= The Banks of Sweet Dundee =

Song

The Banks of Sweet Dundee (Roud 148, Laws M25) is a folk song very popular with and frequently collected from traditional singers in Britain and Ireland, fairly common in North America, and also performed by revival singers and groups. A young woman escapes a forced marriage by shooting dead both the squire who is her intended husband and her uncle who attacks her.

The song is also known as The Farmer's Daughter and Undaunted Mary.

==Synopsis==
A farmer and his wife die leaving a fortune (usually £500 in gold) to their beautiful daughter Mary. She goes to live with her uncle, and falls in love with William, his ploughboy. Her uncle favours a wealthy squire, and when she refuses to marry him arranges for her lover to be taken by the press gang. William struggles manfully, declaring "I'd rather die for Mary on the banks of sweet Dundee", but is overpowered. Mary is walking in her uncle's grove "lamenting foe her love". She meets the squire, who puts his arms around her. She tells him to stop. He tries to "throw her down". She sees two pistols and a sword under his coat. She takes one of the pistols, the squire uses his sword, or in some versions she uses the sword too, and she shoots him dead. Her uncle hastens to the spot, and says he will kill her. She shoots and fatally wounds him. A doctor and lawyer are sent for, he makes a will leaving his gold "to Mary, who fought so manfully", and "she lives quite happy on the banks of sweet Dundee".

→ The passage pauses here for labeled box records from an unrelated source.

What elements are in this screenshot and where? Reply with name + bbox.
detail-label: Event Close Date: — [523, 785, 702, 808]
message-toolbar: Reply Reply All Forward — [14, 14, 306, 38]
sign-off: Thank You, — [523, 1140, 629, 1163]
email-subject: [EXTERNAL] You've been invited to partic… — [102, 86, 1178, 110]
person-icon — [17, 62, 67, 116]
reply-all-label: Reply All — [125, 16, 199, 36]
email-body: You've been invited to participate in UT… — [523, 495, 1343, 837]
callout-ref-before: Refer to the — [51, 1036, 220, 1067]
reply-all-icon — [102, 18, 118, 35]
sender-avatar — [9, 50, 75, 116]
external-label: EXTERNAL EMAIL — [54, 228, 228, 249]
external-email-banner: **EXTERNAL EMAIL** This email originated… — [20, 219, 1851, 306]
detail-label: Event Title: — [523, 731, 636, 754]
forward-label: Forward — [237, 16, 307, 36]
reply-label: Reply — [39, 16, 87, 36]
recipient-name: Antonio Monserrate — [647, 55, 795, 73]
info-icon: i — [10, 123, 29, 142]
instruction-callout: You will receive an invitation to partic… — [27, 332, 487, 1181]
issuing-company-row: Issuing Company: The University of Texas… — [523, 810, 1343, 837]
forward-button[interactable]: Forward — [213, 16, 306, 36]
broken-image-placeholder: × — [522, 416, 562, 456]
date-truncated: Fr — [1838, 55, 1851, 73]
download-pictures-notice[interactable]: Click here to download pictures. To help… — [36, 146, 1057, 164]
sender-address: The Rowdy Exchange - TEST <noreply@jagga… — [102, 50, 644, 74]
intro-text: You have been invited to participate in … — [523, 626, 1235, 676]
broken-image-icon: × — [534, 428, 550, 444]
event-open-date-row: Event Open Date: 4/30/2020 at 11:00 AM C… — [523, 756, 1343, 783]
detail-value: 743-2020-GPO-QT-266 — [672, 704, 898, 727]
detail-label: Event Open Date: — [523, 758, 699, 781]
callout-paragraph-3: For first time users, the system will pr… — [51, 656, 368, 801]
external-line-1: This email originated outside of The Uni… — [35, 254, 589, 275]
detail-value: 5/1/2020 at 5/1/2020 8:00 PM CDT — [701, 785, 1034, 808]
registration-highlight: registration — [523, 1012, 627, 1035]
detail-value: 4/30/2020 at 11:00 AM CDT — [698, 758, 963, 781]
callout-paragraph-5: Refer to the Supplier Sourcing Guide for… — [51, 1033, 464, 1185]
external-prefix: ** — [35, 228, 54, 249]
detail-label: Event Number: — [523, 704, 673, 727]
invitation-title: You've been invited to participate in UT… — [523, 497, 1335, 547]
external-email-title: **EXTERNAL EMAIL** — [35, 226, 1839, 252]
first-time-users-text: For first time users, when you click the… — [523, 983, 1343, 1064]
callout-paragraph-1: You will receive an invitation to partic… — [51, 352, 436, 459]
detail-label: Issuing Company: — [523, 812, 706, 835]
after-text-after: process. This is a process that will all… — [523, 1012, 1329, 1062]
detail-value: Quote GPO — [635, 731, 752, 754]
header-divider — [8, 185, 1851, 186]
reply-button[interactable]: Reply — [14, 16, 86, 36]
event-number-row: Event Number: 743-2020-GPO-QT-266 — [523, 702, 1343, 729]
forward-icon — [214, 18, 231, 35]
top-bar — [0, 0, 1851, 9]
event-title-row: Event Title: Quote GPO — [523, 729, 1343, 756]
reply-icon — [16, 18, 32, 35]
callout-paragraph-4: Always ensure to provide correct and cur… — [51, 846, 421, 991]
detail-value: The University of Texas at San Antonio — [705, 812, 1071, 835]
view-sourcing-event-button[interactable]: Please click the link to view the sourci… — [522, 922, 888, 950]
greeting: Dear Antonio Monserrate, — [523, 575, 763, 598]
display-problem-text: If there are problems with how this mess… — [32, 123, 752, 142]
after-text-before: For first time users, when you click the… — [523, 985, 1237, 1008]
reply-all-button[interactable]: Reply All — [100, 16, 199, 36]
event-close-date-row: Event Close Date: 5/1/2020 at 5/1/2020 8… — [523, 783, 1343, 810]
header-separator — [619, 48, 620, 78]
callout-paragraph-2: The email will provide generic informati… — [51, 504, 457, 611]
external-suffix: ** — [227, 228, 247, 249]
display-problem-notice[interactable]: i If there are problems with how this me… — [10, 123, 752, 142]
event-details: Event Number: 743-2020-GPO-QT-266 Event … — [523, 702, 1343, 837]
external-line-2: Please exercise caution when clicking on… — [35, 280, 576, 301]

Though many versions end at this point, in others William is sent for and the couple marry:

Young William was sent for and quickly did return,
As soon as he came back again young Mary ceased to mourn;
The day it was appointed, they joined their hands so free,
And now they live in splendour on the Banks of Sweet Dundee.
(from the singing of Danny Brazil, of Staverton, Gloucestershire, collected by Gwilym Davies in December 1977)

==History==
===Early Printed Versions===
The earliest broadside versions date from the 1820s. This song was regularly reprinted by broadside publishers all over Britain, and was printed by at least one in New York, throughout the 19th century. The earliest published collection of songs to include The Banks of Sweet Dundee seems to have been "A dictionary of the Isle of Wight dialect, and of provincialisms used in the Island; with illustrative anecdotes and tales; to which is appended the Christmas Boy's play, an Isle of Wight "Hooam Harvest", and songs sung by the peasantry; forming a treasury of insular manners and customs of fifty years ago" by William Henry Long, published in 1886. It was also included in Robert Ford's 1899 "Vagabond Songs and Ballads of Scotland: With Many Old and Familiar Melodies".

===Collecting History===
The Roud Folk Song Index includes at least 173 versions of The Banks of Sweet Dundee collected from traditional singers - 85 in England, 22 in Scotland, 8 in Ireland, 20 in Canada and 38 in the USA.

==Recordings==
===Field Recordings===
These are available to listen online:
- Hamish Henderson recorded George Hay in Aberdeenshire, 1952
- Hamish Henderson recorded a version from Willie Mathieson in Aberdeenshire in 1952
- Ewan McColl recorded himself in Edinburgh in 1953
- Brian Ballinger recorded a version from William Ballinger in Gloucester in 1957.
- Prof. Kenneth Goldstein recorded Emily Sinclair in Aberdeenshire in 1960
- Gwylim Davies recorded a version from Danny Brazil at Staverton Gloucestershire in 1977
- Jim Carroll and Pat Mackenzie recorded Michael ‘Straighty’ Flanagan at Inagh, Co Clare in 1978
- A recording by Jimmy Houten made in Co, Donegal in 1987 is in the Jimmy McBride Collection.
- A recording of Grace Toland made in 2005 is in the Brian Doyle Collection.

===Other Recordings===
Robin and Barry Dransfield, June Tabor, Louis Killen, Grace Notes, Janet Russell, Rob Williams and Sam Kelly have all recorded The Banks of Sweet Dundee.

==Discussion==
Most commentators on this song have remarked on how popular it used to be among traditional singers.

"This has been popular in nearly every district in England and in a number of places in Scotland as well. Though sublime doggerel, the song is even now a great favourite with the old folk, who still remember it. - Frank Kidson, 1891."

"Villainy and virtue, blood and tears, innocence triumphant: here are the ingredients of a strong 19th century melodrama. The ballad has remained popular with country singers until recent years." - Roy Palmer, 1980

"....a good example of the strengths and weaknesses of "broadside ballads". a strong melodramatic plot told sequentially and simply, with good triumphing over evil and love more important than money" - Steve Roud, 2012.

==Bibliography==
- Lloyd, A L; Folk Song in England; London; 1967
- Palmer, Roy; A Book of English Ballads; Lampeter, 1980.
- Roud, S, and Bishop, J; The New Penguin Book of English Folk Songs; London, 2012.